COVID-19 delays OE35 Buoy commissioning in Hawaii
Ireland-based wave energy technology developer Ocean Energy said that COVID-19 has delayed commissioning of its 500kW OE35 device in Hawaii.
The OE35 wave energy device arrived in Hawaii in December 2019 for a one-year testing cycle.
Subsequently, NAVFAC hosted a Hawaiian Blessing ceremony for the OE35 at Joint Base Pearl Harbor-Hickam.
Ocean energy will be testing its 500kW wave energy converter at the U.S. Navy Wave Energy Test Site in the Hawaiian Island of Oahu.
The project specifically involves a collaboration between SEAI and the U.S. Department of Energy’s Office (DOE) who have co-funded the $12-million project with Ocean Energy.
The floating structure, which is as tall as a three-storey building and also over 35 metres in length, uses wave power to turn turbines and generate electricity.

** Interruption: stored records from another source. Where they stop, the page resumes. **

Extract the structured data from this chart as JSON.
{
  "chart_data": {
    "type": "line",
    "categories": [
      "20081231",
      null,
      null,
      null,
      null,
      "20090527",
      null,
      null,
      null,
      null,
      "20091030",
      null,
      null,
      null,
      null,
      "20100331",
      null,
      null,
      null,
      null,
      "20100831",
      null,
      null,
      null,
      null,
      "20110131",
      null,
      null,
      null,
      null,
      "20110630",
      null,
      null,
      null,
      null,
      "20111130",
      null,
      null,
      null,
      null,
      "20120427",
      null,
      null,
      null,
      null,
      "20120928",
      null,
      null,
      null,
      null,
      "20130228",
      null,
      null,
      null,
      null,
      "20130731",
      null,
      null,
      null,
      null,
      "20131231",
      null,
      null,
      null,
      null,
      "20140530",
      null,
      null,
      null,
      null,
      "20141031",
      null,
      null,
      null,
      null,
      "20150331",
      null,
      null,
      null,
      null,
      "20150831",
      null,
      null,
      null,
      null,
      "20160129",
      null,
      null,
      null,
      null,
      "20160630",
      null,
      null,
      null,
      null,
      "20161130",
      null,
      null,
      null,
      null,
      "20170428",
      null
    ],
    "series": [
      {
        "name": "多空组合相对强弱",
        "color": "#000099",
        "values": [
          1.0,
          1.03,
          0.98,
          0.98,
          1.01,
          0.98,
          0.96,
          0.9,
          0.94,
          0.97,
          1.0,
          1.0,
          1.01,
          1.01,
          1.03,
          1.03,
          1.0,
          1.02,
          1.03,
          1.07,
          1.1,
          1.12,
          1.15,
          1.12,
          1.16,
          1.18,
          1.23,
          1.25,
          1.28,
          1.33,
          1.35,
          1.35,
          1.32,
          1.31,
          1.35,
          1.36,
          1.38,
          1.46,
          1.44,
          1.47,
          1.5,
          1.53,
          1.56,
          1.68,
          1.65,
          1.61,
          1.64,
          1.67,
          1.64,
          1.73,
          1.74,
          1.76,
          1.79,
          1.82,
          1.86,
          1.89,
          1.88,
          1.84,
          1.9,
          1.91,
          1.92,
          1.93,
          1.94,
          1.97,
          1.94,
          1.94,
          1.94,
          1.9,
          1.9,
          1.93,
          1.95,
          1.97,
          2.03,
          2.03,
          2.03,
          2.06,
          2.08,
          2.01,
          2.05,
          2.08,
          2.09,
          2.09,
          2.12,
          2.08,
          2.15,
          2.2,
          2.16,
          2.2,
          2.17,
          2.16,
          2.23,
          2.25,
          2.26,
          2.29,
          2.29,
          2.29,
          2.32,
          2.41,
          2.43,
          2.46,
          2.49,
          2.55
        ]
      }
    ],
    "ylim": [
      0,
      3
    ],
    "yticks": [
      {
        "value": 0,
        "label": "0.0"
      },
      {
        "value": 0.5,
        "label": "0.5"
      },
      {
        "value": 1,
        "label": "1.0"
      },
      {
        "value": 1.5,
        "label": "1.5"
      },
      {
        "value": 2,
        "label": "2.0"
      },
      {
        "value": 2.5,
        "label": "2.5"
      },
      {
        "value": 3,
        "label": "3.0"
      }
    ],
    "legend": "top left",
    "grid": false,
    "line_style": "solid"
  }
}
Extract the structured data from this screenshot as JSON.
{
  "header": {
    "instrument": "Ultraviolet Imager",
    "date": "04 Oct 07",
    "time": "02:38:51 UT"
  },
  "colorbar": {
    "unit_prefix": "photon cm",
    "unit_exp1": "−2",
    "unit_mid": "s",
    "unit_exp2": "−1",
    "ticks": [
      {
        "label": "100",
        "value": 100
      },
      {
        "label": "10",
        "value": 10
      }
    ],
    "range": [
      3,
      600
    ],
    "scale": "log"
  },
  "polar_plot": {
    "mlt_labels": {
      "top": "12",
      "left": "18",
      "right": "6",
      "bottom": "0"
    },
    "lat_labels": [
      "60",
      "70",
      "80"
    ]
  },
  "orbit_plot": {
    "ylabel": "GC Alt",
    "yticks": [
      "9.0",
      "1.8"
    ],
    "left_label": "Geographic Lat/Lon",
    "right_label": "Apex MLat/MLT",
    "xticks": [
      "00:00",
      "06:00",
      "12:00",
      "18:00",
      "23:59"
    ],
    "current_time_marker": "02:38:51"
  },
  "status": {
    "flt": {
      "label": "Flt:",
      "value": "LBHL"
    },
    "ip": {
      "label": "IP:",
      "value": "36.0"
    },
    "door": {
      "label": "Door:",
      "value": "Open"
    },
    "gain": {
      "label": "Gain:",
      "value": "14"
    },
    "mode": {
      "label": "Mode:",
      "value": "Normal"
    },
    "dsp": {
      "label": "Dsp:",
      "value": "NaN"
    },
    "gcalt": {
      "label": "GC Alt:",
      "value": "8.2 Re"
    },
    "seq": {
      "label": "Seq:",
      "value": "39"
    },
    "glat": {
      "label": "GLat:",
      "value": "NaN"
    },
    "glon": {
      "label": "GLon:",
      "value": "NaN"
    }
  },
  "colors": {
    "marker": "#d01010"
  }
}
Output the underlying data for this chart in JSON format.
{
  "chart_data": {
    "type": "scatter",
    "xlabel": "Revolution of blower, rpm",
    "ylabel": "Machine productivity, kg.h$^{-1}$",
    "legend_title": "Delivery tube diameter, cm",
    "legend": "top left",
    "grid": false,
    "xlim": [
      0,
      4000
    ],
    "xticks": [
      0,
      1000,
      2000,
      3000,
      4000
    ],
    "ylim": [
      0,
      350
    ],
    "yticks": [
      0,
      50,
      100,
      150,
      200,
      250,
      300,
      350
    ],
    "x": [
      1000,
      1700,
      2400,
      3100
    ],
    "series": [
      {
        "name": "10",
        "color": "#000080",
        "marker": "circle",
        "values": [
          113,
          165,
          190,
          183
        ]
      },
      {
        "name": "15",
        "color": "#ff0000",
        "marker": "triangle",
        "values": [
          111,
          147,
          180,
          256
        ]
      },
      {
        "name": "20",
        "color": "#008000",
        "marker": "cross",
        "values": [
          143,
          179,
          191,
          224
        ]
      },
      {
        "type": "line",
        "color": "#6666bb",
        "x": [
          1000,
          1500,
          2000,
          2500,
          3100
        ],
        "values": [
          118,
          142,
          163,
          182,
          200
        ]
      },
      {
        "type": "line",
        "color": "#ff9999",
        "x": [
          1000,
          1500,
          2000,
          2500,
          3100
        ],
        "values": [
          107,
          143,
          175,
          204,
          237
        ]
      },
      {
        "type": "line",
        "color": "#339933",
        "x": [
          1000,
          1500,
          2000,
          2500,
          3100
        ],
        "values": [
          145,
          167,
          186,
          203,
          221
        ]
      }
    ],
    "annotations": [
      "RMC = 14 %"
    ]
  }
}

The OE Buoy has been in development for 15 years and this version in particular will be capable of producing enough electricity to power 500 homes.
Vigor Technologies fabricated the oversized buoy at its fabrication site in Portland, Oregon.
Ocean Energy gets onboard Selkie project
On the other note, Ireland-Wales cooperation programme, the Selkie project, has recently picked Ocean Energy as part of its wave energy tender call.
Selkie is bringing together leading researchers and businesses to improve the performance of marine energy devices and technologies.
Selkie will specifically test and validate the technology tools on two pilot demo technologies: one wave and one tidal technology.
The pilot testing will advance the knowledge for Wales and Ireland SMEs in general.